Closure of coal mine near Ostrava in Czech Republic threatens 3,000 jobs

The closure of the Paskov coal mine in Frydek-Místek near Ostrava in northern Moravia has put thousands of jobs in danger. Politicians and trade union officials fear a “social explosion” in the region, which lacks infrastructure and is marked by high unemployment.

The closure is part of a massive budget-cutting programme by the pit owners OKD. OKD declared in September it intended to close the unprofitable mine by the end of 2014 if the Czech government did not show its readiness to support coal mining at Paskov with public money.

Referring to this, OKD chief Ján Fabián mentioned a figure of between 4 and 6 billion Crowns (€160 to €240 million) to continue operations until 2018. After this was rejected by the government, Fabián confirmed the planned shutdown on Czech television, saying, “We cannot keep something going which is making losses.” Petr Bartek from the Erste Group bank AG in Prague calculated Paskov’s annual losses at 1.5 billion Crowns.

NWR, the majority owner of OKD, is one of Europe’s leading mining firms and one of the largest companies in the Czech Republic. A large portion of NWR belongs to the Czech billionaire Zdenek Bakala. NWR has made losses over the past two years due to the decrease in coal prices.

OKD management have been cooperating closely for months with the trade unions to impose an austerity programme at the expense of the workers. The trade unions have stated their readiness to take responsibility for large wage cuts. They have offered in negotiations to cut wages by 7 percent.

When it emerged that management wanted to cut wages by 20 percent, the trade unions were confronted with the anger of the workers, and declared that the workforce would strike if their wages were cut by more than 10 percent. In September, 2,000 protested in Ostrava against the possible shutdown.

OKD is now trying to force through the cuts by eliminating additional benefits. Company spokesman Marek Síbrt stated, “We want to discuss the wide range of additional benefits. That includes wages for the 13th and 14th month.”

The average wage for miners is around €1,300. That is approximately 50 percent higher than the average wage in the Ostrava region. However, the working conditions are so bad that most workers develop severe health problems by the time they retire.

OKD is the only remaining producer of black coal in the Czech Republic. At four locations in the Ostrava region, it extracts 11 million tons of black coal and employs 13,000 people.

With the collapse of the Soviet Union and the introduction of capitalist relations, drastic job cuts took place in the mining industry of Czechoslovakia. State-produced black coal declined from 26.4 million tons in 1985 to 14.9 million tons in 2000. Those employed in mining fell from 113,000 in 1990 to 47,000 in 2005.

At the same time, the International Monetary Fund (IMF) demanded an intensification of the attacks on social benefits in the Czech Republic.
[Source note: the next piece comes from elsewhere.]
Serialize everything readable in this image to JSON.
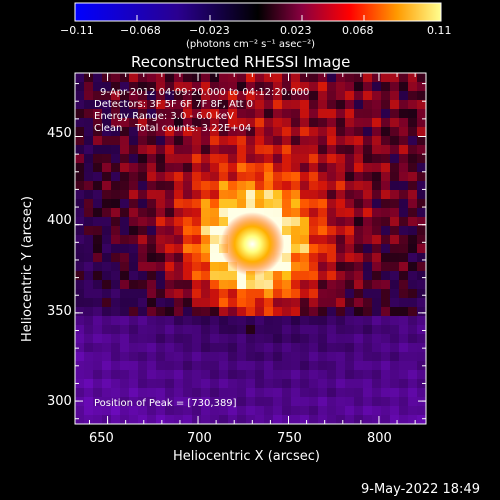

In this context, the ability of miners to claim support when pits are shut down was done away with when the country joined the EU.

The privatisation of the Czech coal mining industry had to be in place before it joined the EU in 2004. The privatised OKD took over all coal production. In 2006, the firm still made a profit of €127 million, and made concessions to the miners to maintain labour peace. A 5 percent wage increase was agreed for 2007. Close to 80 percent of Czech miners are organised in trade unions. The OKD explicitly praised the effective collaboration with the unions at this time.

But the time for concessions changed rapidly. One year later, plans for spending cuts were being worked out in the company headquarters and the offices of the trade unions. In addition to the 3,000 workers who are employed full-time, there are 500 temporary workers and contractors from other firms who would be affected by the shutdown. There is also the supply industry. According to Ján Sábel, chairman of the miners’ trade union, up to 10,000 jobs in the region will be affected by the closure of the mine.

Ostrava, situated in the east of the Czech Republic, is marked by high unemployment and poverty. Of the 77 districts in the country, it has the fourth highest rate of joblessness. Already more than one in ten residents in the city of 300,000 are without a job. Now, the whole region is threatened with collapse. As Sábel warned, “They want to take the clothes off our backs. A social time-bomb is ticking across the whole region, which could explode soon.”

Despite this, the Czech political elite have made clear that the miners can expect no assistance. Apart from empty appeals to company management to keep Paskov open until 2016, they have rejected all other requests for assistance.

President Milos Zeman and his predecessor, Jirí Rusnok, strongly opposed state subsidies and agreed to severe cuts for the workers. “The government cannot be expected to save indebted industrial companies,” Rusnok said. “It is a private firm, and the state cannot solve its problems with a magic wand. Let’s not have any illusions, this issue will be very painful.”

Faced with parliamentary elections at the end of October, which the social democratic CSSD is expected to win, they have also declared that help for Paskov could not threaten the austerity programme that the new government would strive to pursue. “To demand a further 4-6 billion Crowns from the state to delay the closure of Paskov is outrageous,” said Lubomir Zaoralek, vice chairman of the CCSD.